A £200M plan to transform Huddersfield town centre will have to be scaled back.
Kirklees Council’s leader Clr Mehboob Khan admitted that the Queensgate Revival project would have to be reduced.
And even on a smaller scale, it could be years from starting because of the recession.
Three years ago, the council unveiled ambitious plans for a huge area of the town centre.
The development plan takes in the Queensgate Market Hall, the Alfred Street multi-storey car park, the former Co-operative store and buildings on New Street.
Kirklees Council said it needed £50m of private investment to help finance the £200m plan, which includes a new library, a three-storey department store, 100-bed hotel, 100 homes, a new market hall, bars, restaurants and up to 900 parking spaces.
In March council leader Clr Mehboob Khan revealed that the plan was on ice because of the recession.
And yesterday he said that Queensgate Revival would have to be scaled back.
Clr Khan said: “We will have to review the size and scale of the development.
“It might well be too large to go to the market in its current form.
“It would still be an ambitious plan but the size and type of retail units would be different.”

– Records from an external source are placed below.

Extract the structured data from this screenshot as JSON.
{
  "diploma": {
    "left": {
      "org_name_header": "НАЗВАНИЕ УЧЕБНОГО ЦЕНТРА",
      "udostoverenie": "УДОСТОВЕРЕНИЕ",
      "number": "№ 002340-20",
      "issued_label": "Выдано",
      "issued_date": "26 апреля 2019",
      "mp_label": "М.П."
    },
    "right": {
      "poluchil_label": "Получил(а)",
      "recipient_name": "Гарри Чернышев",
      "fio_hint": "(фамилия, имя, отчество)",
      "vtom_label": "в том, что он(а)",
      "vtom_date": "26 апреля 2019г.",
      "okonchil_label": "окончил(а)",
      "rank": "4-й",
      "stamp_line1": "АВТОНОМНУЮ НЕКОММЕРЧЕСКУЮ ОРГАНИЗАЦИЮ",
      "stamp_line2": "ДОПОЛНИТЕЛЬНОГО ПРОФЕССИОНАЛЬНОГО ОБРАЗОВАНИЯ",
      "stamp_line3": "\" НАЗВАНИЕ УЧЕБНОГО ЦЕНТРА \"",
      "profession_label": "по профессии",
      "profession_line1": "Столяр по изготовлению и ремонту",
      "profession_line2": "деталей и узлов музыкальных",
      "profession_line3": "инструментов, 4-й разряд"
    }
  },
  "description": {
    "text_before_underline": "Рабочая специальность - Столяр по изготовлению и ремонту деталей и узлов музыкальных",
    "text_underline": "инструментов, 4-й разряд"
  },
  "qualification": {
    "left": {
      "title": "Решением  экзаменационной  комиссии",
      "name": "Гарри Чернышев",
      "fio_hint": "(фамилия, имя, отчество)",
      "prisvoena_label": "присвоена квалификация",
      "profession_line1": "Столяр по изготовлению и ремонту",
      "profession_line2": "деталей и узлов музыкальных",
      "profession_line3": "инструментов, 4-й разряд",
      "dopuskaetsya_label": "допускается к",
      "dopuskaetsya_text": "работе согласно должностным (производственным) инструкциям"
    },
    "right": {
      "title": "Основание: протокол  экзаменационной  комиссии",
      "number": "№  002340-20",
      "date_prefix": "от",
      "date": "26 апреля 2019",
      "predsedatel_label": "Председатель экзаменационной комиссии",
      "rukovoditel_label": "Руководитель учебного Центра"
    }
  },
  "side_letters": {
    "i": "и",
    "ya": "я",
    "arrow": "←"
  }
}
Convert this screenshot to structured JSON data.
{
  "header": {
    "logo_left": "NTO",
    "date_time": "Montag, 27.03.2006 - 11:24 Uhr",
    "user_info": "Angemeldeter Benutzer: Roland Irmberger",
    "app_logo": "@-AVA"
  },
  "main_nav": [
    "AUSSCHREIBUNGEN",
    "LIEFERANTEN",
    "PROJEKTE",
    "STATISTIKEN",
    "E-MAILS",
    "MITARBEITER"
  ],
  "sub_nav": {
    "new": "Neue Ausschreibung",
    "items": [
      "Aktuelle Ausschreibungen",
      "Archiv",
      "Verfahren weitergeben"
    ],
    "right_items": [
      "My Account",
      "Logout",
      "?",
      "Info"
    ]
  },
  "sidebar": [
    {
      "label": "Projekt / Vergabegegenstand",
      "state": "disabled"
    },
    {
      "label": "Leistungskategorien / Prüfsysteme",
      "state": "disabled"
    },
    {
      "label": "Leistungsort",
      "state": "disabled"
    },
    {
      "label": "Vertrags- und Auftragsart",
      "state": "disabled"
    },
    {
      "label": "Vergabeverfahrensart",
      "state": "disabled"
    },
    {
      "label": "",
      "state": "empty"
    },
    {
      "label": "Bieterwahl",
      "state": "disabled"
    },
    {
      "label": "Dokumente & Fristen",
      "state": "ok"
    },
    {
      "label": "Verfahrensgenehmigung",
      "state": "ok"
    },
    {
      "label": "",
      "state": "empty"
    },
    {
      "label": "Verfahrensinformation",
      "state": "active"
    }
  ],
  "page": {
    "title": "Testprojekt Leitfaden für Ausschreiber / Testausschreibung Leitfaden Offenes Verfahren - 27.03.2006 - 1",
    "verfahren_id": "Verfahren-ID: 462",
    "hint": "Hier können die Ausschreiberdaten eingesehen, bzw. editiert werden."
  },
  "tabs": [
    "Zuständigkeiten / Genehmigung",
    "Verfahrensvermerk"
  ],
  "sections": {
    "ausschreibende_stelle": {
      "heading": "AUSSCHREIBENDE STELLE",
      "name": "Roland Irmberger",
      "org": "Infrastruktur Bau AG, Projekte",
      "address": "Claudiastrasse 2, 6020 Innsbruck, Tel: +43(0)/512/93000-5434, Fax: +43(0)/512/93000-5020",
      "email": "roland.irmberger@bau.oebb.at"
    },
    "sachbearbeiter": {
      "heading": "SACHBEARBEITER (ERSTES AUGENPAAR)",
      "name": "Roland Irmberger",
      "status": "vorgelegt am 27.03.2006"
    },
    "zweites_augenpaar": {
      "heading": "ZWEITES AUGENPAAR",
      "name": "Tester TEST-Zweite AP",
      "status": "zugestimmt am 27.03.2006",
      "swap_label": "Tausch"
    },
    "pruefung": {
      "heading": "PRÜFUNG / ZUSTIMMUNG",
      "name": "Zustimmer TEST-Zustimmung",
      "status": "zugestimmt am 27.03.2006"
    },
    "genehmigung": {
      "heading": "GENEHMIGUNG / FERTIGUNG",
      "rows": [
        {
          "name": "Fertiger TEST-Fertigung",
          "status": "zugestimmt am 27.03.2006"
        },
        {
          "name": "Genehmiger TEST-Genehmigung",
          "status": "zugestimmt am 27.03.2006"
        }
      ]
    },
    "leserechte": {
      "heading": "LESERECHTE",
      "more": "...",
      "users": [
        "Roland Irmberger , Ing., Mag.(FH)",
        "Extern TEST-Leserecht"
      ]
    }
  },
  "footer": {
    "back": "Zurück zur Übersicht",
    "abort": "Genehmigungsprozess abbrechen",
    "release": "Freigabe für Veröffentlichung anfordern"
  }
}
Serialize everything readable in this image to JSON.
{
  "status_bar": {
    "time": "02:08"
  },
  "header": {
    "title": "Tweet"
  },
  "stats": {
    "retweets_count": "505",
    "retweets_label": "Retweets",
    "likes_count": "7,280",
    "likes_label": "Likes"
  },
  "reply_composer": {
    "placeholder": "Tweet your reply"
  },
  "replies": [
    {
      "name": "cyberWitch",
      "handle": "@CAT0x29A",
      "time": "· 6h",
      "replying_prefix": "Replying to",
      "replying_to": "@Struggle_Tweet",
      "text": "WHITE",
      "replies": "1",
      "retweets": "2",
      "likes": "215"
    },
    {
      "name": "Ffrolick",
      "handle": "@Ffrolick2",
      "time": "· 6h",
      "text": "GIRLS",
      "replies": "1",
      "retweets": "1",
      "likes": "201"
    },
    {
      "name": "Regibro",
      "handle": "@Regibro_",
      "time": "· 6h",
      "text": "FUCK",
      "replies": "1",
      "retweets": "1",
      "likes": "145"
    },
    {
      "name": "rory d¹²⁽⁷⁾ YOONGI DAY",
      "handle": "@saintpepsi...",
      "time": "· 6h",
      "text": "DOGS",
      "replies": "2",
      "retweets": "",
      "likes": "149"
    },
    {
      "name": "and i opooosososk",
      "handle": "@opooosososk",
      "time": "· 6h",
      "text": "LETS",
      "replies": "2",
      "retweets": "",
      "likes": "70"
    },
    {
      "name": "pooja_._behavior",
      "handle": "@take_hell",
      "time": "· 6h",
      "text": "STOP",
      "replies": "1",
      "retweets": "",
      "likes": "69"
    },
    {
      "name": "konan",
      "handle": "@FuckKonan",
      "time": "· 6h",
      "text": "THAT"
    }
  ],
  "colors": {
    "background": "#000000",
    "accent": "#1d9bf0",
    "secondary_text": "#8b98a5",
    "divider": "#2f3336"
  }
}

Clr Khan added that even a scaled-back plan might not get off the ground for years.
He said: “The legacy of the recession could well last several years after the recession itself has ended.
“Confidence in multi-million pound developments is not going to return to pre-recession levels for several years.
“We will revisit this in the latter half of next year and gauge the attitude from the public, town centre visitors and investors.”
Other major developments in and around the town centre have also ground to a halt because of the recession.
The Spindlegate scheme, at the junction of Leeds Road and Hillhouse Lane, saw the former Robinsons’ dyeworks demolished.
But plans to build a new retail park on the site have not yet started.
And the redevelopment of the massive former railway warehouse close to Huddersfield Railway Station is also in limbo, following pledges that work would start on a complex of apartments, offices and retail units.